For generations, people of color have crafted makeup styles like these as innovative workarounds to contend with the systemic lack of makeup products available in stores across the country. So-called “nude” lipsticks rarely accommodated darker skin tones and existed as various shades of pink for white and lighter skin tones. Black and brown people resorted to using products that came in dark enough shades of brown, like eyeliners and eyebrow pencils, for looks like the renamed “brownie glazed lips.”

It wasn’t until the launch of Rihanna’s Fenty Beuty makeup brand in 2017 that people of color received the products they deserved, with 40 all-inclusive shades of foundation that accounted for brown skin tones and varying undertones. The release marked a turning point for major makeup brands, which neglected people of color for years while selling ashy foundation shades in the place of brown shades that remained excluded from their first batch of launches altogether.

While these trends have generated viral content for celebrities like Bieber, they fueled years of discrimination against Black and brown people who first created the looks before they became the next TikTok craze or celebrity venture. Refinery 29’s series on powerful Latina aesthetics notes that Black and Brown women were often criticized for the dark lipstick makeup looks, their big hoops, tight fit and baggy fashion styles.

“Our styles are often read in the U.S. as tacky, over the top and deviant, even as they are simultaneously spectacularized, desired and appropriated,” author Jillian Hernandez wrote in the Refinery 29 series.

“When it was on my sisters or my mom, and in Black and Latino communities, it was seen as ghetto,” celebrity makeup artist Sir John said in an interview with Diet Prada about the “brownie glazed” look.
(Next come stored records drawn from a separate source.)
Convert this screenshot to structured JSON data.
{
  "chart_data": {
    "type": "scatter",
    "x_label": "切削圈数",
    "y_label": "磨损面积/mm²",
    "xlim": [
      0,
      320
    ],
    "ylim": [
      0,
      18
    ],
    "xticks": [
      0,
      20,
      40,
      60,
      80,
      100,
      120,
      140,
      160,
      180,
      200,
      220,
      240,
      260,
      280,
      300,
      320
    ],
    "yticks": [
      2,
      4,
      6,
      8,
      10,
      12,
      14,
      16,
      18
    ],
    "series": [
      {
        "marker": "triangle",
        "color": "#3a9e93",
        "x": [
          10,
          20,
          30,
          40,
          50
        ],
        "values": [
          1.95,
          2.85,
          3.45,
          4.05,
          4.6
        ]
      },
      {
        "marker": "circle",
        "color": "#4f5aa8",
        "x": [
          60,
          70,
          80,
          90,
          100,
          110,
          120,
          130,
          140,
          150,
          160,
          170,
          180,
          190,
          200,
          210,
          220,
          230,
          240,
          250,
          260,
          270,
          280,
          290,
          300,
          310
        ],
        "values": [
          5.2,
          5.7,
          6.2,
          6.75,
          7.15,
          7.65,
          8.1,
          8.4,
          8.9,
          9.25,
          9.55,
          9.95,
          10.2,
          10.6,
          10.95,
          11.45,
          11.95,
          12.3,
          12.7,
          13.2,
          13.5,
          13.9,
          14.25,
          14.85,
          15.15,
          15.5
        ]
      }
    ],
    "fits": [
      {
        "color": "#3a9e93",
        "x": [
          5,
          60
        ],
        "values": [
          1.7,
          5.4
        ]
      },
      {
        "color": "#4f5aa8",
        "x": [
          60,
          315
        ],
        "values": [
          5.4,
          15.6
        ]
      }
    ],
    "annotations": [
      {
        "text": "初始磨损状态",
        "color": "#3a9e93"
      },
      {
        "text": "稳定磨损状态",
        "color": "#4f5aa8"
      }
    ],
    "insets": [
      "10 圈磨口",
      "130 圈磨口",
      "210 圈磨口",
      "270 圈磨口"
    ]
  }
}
When I was younger, kids my age and especially the adults in my life discouraged me from wearing the cornrows and dark brown lipstick styles I gravitated towards and saw my older sisters wear. The only reason I learned the term “ghetto” was because kids would joke that big gold hoops made me so. They told me not to wear the baggy, skater-looking pants and basketball jerseys I’d seen my dad rock in pictures from the 1990s. Since then, I have gotten over the phase of letting people tell me what to wear, dictate what made me “ghetto” and style my curly hair whichever way I please. But after watching all of these trends undergo celebrity rebrandings on TikTok and recirculate as popular Pinterest searches without a picture of a Black or Brown person in sight, I’ve come to realize the jewelry, hairstyles and makeup were never ghetto to begin with. It was who was wearing them that elicited this hurtful, unacceptable response.

Whether people intentionally rebrand these trends or not, it contributes to a culture of erasure and neglects the important realities of discrimintation and stereotyping that exist, which causes the community to constantly have to reclaim what shouldn’t have been renamed and left out in the first place. The fortunate thing about the world of fashion and beauty is that it’s built on a community of artists and designers that we can draw from and create with. But participation is contingent upon proper attribution, especially if you draw inspiration from other creators, as is with any other artistic industry. We can successfully celebrate historical styles without omitting their designers and the communities of color who had more than just a fashionable reason for creating them, and we can partake in these trends without cutting out the people behind them.

Abrigail Williams, a senior majoring in journalism, is the community relations director.